Gordon Baltuch, the director of Penn's Center for Functional and Restorative Neurosurgery, is leading the arm of the project that will involve Parkinson's patients.
"This multidisciplinary, collaborative effort to develop a neuroprosthetic device will go beyond treating Parkinson's disease," Baltuch said. "We're taking the lessons we've learned in the clinical application of deep-brain stimulation and expanding the scope and power to treat a variety of memory disorders."
Beyond the advances in basic and clinical research, a major component of this effort is the development of next-generation technologies to enable real-time recording and stimulation of sites throughout the brain. This effort will be carried out through separate collaborations with Medtronic Inc. and with Neuropace Inc. Medtronic, whose FDA-approved deep brain stimulation systems have been implanted in more than 110,000 patients worldwide, will assist in the development of an investigational neural stimulation and monitoring system, which may lead to better understandings of the brain and how deep brain stimulation therapy can potentially restore normal brain function following injury or the onset of neuropsychological illness. Neuropace, whose RNSĀ® System was FDA-approved in November to reduce the frequency of seizures in epilepsy patients who have not responded well to medications, will join the project to provide another platform for research in patients with implanted electrodes.
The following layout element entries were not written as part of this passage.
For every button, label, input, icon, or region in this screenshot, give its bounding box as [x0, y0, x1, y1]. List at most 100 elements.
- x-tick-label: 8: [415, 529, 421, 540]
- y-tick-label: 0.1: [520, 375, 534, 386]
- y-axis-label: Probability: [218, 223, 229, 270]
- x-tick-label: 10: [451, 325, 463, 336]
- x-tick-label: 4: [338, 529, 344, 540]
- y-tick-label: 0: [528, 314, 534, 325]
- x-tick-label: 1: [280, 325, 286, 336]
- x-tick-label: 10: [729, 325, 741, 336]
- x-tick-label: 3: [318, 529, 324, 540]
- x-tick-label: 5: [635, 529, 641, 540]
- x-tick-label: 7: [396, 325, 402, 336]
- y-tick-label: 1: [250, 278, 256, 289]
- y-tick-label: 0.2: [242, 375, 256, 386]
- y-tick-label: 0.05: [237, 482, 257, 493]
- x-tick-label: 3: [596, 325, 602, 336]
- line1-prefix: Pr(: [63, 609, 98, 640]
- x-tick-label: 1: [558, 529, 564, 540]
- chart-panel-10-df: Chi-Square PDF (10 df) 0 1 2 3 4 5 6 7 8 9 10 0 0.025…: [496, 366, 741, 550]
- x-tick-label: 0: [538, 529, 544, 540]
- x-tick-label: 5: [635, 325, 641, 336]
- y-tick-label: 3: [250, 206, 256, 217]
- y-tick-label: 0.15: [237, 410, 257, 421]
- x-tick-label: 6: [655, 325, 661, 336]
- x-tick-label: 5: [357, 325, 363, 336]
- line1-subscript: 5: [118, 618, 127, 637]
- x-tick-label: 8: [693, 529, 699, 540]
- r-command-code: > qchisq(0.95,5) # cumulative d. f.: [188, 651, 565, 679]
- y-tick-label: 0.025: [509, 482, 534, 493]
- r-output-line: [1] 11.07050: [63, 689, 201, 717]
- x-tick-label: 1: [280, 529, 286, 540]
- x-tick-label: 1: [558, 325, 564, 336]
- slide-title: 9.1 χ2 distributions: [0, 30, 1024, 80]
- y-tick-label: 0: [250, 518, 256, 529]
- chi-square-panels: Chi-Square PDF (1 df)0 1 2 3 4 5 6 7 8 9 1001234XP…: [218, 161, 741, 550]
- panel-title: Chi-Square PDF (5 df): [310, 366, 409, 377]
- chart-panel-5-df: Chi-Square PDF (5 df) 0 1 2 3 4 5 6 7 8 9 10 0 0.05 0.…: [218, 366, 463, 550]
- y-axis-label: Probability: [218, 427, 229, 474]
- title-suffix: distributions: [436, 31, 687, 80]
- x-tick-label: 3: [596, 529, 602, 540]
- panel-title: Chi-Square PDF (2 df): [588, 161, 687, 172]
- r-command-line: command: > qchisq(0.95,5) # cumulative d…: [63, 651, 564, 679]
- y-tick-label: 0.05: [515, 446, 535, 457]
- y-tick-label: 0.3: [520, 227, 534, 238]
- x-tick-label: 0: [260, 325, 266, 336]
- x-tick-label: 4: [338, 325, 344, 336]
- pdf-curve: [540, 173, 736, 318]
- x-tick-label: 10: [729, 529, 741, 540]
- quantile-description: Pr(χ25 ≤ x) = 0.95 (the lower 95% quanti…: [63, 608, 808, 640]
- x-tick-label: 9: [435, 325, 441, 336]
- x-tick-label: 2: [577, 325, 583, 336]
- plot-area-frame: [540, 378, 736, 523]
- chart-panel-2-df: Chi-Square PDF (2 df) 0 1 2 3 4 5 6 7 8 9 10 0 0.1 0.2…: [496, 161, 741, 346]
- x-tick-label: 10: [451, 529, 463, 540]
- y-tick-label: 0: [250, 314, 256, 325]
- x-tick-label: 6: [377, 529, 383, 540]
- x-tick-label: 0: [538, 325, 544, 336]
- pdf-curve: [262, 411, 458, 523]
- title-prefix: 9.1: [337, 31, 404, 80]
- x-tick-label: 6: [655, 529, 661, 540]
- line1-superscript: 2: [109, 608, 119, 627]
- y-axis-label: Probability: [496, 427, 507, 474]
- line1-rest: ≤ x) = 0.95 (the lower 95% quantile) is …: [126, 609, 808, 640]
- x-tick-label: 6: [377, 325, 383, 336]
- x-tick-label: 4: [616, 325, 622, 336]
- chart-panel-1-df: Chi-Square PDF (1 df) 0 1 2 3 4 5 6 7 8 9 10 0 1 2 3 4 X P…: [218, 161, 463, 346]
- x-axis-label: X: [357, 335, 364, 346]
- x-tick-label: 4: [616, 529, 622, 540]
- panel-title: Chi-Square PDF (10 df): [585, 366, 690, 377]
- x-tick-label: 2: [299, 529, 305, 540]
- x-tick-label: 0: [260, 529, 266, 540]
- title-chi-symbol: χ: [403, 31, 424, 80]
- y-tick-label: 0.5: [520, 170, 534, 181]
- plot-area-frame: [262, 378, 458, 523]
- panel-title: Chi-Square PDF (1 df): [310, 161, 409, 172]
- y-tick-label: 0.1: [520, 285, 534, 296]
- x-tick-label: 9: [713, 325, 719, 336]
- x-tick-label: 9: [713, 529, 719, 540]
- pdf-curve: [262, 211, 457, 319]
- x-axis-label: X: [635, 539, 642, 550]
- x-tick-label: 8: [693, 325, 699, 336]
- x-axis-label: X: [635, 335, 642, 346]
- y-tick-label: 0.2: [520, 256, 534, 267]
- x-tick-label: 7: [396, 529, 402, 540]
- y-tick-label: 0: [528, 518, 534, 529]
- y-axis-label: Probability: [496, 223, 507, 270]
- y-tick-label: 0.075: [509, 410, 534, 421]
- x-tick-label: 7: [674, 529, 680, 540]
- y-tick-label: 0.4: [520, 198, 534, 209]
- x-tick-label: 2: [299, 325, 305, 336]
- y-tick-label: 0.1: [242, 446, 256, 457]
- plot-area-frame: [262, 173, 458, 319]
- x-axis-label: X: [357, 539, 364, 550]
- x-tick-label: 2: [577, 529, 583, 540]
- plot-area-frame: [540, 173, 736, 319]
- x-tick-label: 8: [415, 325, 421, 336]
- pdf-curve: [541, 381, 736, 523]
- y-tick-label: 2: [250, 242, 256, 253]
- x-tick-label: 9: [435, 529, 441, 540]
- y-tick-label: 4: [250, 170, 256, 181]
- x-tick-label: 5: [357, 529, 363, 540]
Under the terms of a cooperative agreement with DARPA, Penn will receive as much as $22.5 million for its work on the RAM program, with full funding contingent on meeting a series of technical milestones. By the end of the four-year project, Penn aims to develop a fully implantable neural monitoring and stimulation system that could be used in the treatment of memory loss.
Fully anonymized data obtained during the course of this project will be made freely available via a Web portal being developed by Zachary Ives, professor of computer and information science in Penn's School of Engineering and Applied Science, and Brian Litt, professor of neurology in Penn Medicine and of bioengineering in Penn Engineering, along with Gregory Worrell of the Mayo Clinic.
"We believe sharing our anonymized data will benefit future research," Kahana said, "but beyond that we hope that all research projects involving human brain data follow this model of openness."